Inese Vaidere (born 3 September 1952) is a Latvian politician who currently serves as a Member of the European Parliament (MEP).

==Political career==

===Early years in politics===
In 1977, Inese Vaidere joined the Communist Party of the Soviet Union, which she left in 1988.

===Role in national politics===
Vaidere was Minister of State for the Environment in the Krištopans cabinet from 1998 to 1999, Vice-Mayor of Riga from 2001 to 2002 and a member of the Saeima from 2002 to 2004.

===Member of the European Parliament, 2004–present===
Vaidere was elected to the European Parliament in 2004 from the For Fatherland and Freedom/LNNK list and sat with the Union for a Europe of Nations group. In 2009 she was elected from the Civic Union list and sat with the European People's Party group.

Between 2004 and 2014, Vaidere was a member of the Committee on Foreign Affairs and the Subcommittee on Human Rights. In 2013, she drafted the parliament's report on the impact of the financial and economic crisis on human rights, which calls for the EU to help developing countries create social-protection schemes.
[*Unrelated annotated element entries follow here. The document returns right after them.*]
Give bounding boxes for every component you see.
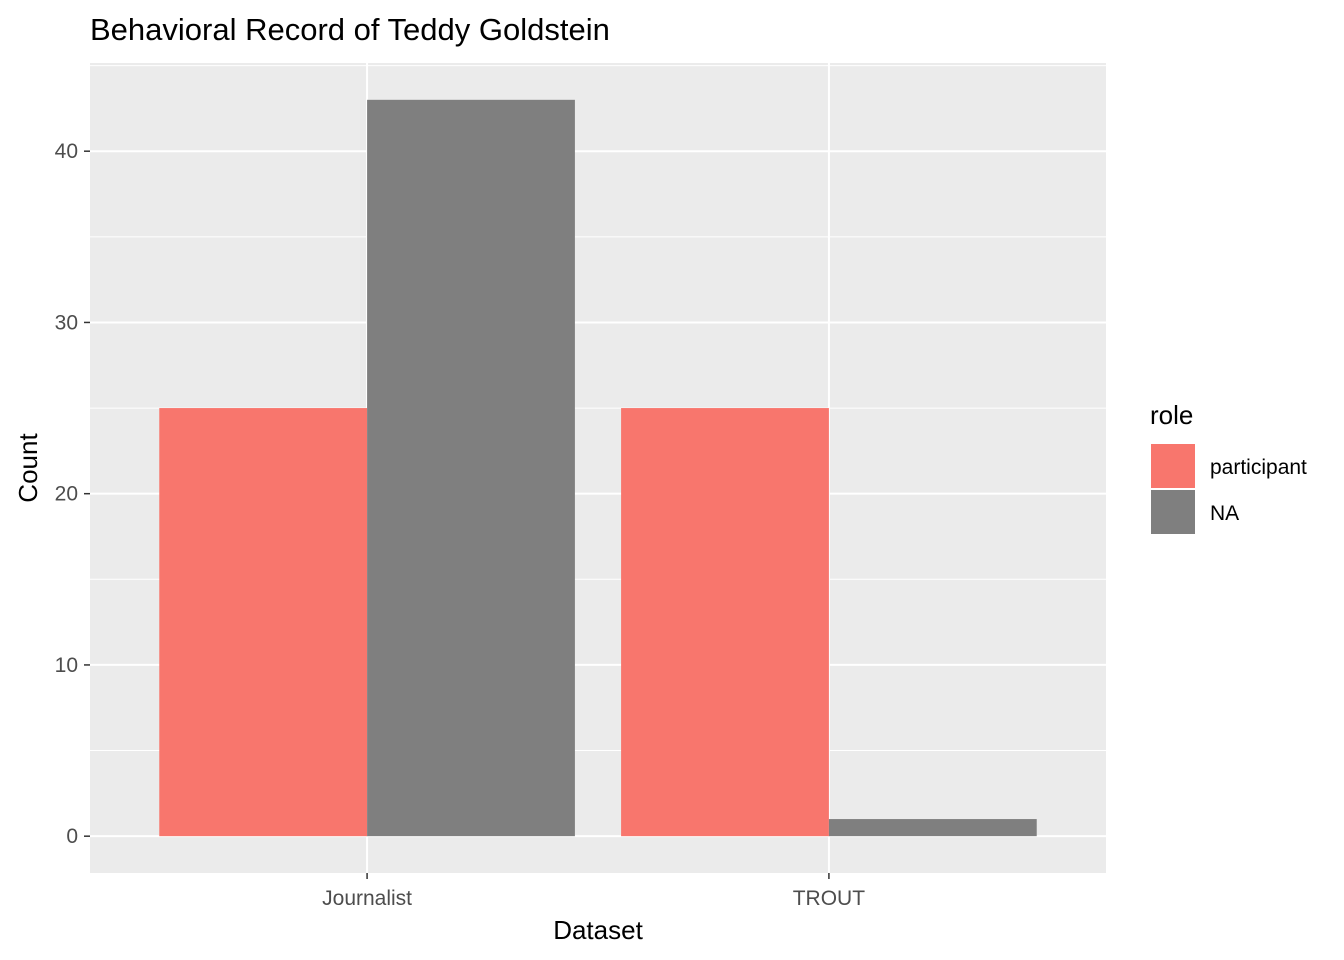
bar-na-trout (828, 819, 1037, 837)
y-tick-label: 40 (55, 140, 78, 163)
bar-participant-journalist (159, 408, 368, 837)
x-axis: Journalist TROUT (322, 873, 865, 910)
legend-key (1149, 488, 1197, 536)
legend-key (1149, 442, 1197, 490)
y-tick-label: 0 (66, 825, 78, 848)
x-axis-title: Dataset (553, 915, 643, 945)
x-tick-label: TROUT (793, 887, 865, 910)
chart-title: Behavioral Record of Teddy Goldstein (90, 12, 610, 47)
y-axis: 0 10 20 30 40 (55, 140, 90, 848)
legend-label: NA (1210, 502, 1239, 525)
legend: role participant NA (1149, 400, 1307, 536)
y-tick-label: 30 (55, 311, 78, 334)
legend-items: participant NA (1149, 442, 1307, 536)
bar-na-journalist (367, 99, 575, 837)
legend-title: role (1150, 400, 1193, 430)
x-tick-label: Journalist (322, 887, 412, 910)
bar-participant-trout (621, 408, 829, 837)
y-tick-label: 10 (55, 654, 78, 677)
y-axis-title: Count (13, 433, 43, 503)
legend-label: participant (1210, 456, 1307, 479)
bars (159, 99, 1037, 837)
y-tick-label: 20 (55, 483, 78, 506)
In 2014, Vaidere was placed 6th on the Unity list and was preferenced 5th by voters. Unity won 4 of Latvia's European Parliament seats and she was not elected. However the first candidate elected on the list, Valdis Dombrovskis, became the European Commissioner for the Euro and Social Dialogue on 1 November 2014 and ceased to be an MEP. Vaidere, as next in line on the Unity list, replaced him in the Parliament.
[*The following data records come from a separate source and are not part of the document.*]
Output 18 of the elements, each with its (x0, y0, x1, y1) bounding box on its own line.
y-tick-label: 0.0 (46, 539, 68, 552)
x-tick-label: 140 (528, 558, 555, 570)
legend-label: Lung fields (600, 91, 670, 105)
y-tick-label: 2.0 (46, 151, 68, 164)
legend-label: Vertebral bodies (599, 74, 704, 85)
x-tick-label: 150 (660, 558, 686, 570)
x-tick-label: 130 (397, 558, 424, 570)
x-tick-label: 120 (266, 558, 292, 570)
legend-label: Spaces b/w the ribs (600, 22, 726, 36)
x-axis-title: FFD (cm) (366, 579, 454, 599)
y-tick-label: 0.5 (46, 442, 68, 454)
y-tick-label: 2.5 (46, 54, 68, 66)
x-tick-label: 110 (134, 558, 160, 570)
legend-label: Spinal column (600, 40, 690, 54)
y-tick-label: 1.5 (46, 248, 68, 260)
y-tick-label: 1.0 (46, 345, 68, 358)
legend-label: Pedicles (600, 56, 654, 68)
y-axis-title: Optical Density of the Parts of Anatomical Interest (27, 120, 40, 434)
From 2014 until 2019, Vaidere was a member of the Committee on Budgets. Since 2019, she has been serving on the Committee on Economic and Monetary Affairs. In addition to her committee assignments, she is a member of the European Parliament Intergroup on Integrity (Transparency, Anti-Corruption and Organized Crime), the European Parliament Intergroup on Traditional Minorities, National Communities and Languages, the European Parliament Intergroup on Small and Medium-Sized Enterprises (SMEs), the European Parliament Intergroup on the Digital Agenda and the European Internet Forum.

==Political positions==
Vaidere is a signatory of the Prague Declaration on European Conscience and Communism.

In 2015, news media reported that Vaidere was included in a Russian blacklist of prominent people from the European Union who are not allowed to enter the country.